As the price of relatively expensive options like beef rises, people can afford less of that. Shoppers increasingly choose cheaper alternatives, like chicken. That causes an increase in demand for chicken, which further increases the price.
Consequently, the price of chicken sees a double whammy, pushed up by inflation and the shift in consumers' buying habits. But because those with lower incomes were already disproportionately buying chicken to begin with, their food bills rose faster than average.
But the large shift in consumers' buying habits can cause some inflation metrics to grossly understate the cost increases faced by Americans. The Bureau of Economic Analysis (BEA) has a price index for personal consumption expenditures. It measures the price changes of things that consumers are actually buying, as opposed to a fixed basket of goods and services.
This methodology can be beneficial, especially since it observes what people are buying today, not what they bought previously, but it can underestimate inflation. For example, imagine a family who previously spent $50 on 10 pounds of steak each week and another $30 on 10 pounds of chicken. Then, the price for those steaks jumped to $10 per pound, and the family switched to just buying poultry.

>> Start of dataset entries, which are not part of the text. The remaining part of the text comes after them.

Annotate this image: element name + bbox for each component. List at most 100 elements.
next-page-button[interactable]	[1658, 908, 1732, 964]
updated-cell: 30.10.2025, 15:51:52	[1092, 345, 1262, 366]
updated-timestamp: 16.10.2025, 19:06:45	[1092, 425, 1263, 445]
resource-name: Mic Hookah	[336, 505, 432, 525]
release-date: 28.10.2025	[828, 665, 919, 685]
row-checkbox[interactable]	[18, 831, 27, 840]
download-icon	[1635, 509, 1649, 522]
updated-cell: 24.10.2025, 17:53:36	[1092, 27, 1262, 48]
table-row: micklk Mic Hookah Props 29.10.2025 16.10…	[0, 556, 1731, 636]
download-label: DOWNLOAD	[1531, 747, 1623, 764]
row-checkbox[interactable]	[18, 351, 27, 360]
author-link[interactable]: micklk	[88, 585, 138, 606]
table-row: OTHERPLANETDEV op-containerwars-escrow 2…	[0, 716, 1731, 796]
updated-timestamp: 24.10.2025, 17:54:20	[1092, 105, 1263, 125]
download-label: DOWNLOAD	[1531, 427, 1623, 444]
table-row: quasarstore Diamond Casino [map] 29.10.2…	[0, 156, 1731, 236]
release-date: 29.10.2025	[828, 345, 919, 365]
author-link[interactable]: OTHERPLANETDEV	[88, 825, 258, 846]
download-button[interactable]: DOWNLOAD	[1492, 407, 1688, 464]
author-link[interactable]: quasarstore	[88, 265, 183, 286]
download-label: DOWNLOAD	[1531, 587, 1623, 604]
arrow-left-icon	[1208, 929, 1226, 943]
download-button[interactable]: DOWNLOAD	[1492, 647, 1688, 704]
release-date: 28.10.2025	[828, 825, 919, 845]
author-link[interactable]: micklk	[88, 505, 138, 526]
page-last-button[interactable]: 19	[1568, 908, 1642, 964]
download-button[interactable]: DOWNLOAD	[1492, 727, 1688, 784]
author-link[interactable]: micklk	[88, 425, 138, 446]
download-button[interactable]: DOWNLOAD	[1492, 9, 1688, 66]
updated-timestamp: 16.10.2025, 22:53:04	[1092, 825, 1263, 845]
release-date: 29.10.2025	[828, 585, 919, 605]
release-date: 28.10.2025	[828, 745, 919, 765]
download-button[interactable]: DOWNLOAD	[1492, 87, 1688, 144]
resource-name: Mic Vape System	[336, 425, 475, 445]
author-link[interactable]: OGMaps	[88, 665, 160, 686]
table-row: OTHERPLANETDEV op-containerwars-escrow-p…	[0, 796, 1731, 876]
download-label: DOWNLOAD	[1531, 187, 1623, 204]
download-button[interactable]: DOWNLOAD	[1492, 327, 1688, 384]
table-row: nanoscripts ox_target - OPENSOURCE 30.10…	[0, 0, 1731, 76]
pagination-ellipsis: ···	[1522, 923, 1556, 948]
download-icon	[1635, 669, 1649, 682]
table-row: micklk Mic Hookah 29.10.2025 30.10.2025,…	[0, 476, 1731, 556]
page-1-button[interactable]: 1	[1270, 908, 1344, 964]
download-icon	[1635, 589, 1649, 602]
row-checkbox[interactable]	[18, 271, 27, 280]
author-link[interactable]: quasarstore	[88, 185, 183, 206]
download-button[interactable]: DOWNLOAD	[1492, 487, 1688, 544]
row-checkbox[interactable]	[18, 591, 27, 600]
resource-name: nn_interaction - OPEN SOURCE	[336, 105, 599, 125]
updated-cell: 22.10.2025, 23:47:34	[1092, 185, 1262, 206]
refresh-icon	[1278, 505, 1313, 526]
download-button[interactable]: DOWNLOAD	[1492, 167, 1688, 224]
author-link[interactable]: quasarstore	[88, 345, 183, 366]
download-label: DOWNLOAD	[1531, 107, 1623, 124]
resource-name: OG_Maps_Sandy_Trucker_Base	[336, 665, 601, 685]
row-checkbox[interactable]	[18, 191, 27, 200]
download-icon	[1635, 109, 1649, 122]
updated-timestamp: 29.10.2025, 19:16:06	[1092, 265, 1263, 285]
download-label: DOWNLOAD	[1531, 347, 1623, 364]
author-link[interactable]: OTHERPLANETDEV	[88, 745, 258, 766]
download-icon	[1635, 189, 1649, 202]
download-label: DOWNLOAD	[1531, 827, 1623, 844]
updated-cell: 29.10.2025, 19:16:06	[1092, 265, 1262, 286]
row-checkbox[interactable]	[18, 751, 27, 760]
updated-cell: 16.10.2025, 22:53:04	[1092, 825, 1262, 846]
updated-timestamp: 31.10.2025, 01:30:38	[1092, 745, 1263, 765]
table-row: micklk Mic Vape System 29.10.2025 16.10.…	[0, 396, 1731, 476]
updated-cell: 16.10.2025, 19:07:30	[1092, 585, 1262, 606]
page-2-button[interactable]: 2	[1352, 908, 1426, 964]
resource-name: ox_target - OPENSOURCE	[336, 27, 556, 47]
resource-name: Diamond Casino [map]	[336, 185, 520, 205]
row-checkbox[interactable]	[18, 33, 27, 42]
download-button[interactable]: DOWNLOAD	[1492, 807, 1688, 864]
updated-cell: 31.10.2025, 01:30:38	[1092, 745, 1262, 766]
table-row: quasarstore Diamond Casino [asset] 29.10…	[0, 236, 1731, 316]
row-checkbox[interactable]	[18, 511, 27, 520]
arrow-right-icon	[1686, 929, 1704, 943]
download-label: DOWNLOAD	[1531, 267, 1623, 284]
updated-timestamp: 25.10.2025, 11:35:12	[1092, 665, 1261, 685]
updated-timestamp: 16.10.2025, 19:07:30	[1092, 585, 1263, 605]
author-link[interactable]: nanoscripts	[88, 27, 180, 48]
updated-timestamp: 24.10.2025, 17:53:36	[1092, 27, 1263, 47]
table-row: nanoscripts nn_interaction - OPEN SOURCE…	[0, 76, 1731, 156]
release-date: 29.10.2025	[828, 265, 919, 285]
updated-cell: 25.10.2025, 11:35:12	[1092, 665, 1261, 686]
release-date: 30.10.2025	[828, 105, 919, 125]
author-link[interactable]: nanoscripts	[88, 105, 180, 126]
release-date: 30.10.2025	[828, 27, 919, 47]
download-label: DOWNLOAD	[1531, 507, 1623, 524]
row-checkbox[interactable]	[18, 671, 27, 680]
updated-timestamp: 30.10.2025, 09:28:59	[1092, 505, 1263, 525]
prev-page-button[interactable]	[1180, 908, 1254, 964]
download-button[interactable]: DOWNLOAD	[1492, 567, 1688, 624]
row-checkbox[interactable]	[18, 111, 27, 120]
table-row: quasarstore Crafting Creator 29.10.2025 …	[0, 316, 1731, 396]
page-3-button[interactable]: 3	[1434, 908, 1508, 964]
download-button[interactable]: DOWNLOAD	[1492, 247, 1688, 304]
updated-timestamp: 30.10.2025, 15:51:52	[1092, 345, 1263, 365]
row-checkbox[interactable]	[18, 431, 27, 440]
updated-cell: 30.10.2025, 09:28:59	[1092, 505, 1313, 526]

However, just as the price of beef rose, so did the price of chicken. Let's say the new higher price is $5 per pound, the same as the old price for the steaks the family used to buy. Now, the family buys 20 pounds of chicken each week and no beef in an effort to save money.
Although the price of steak doubled in this example, it is excluded from the BEA's inflation calculation because the family no longer buys it. The only price increase captured by the index is the increased cost of chicken, whose price rose less than that of the steaks. As families cut back on increasingly expensive products and services, the index counts less of those price increases.
There's no accounting, therefore, for the fact that the family in our example would much prefer steak to chicken but can't afford it anymore. While replacing 10 pounds of beef with 10 pounds of chicken at the same price doesn't technically cost the family in this example any additional money, they are still worse off, having to buy a food they don't enjoy as much to stay within their family budget.
If only Washington, D.C., would exercise similar fiscal restraint. As the government spends and borrows money it doesn't have and as the Federal Reserve finances those deficits by creating money, the currency loses value, a phenomenon we call inflation.
As long as the federal budget increases, the family budget must decrease. That fact should be front and center as Congress debates over appropriations. The politicians need to realize that every dollar they spend is taking food off a family's table, one way or another.
E.J. Antoni is a public finance economist at the Heritage Foundation.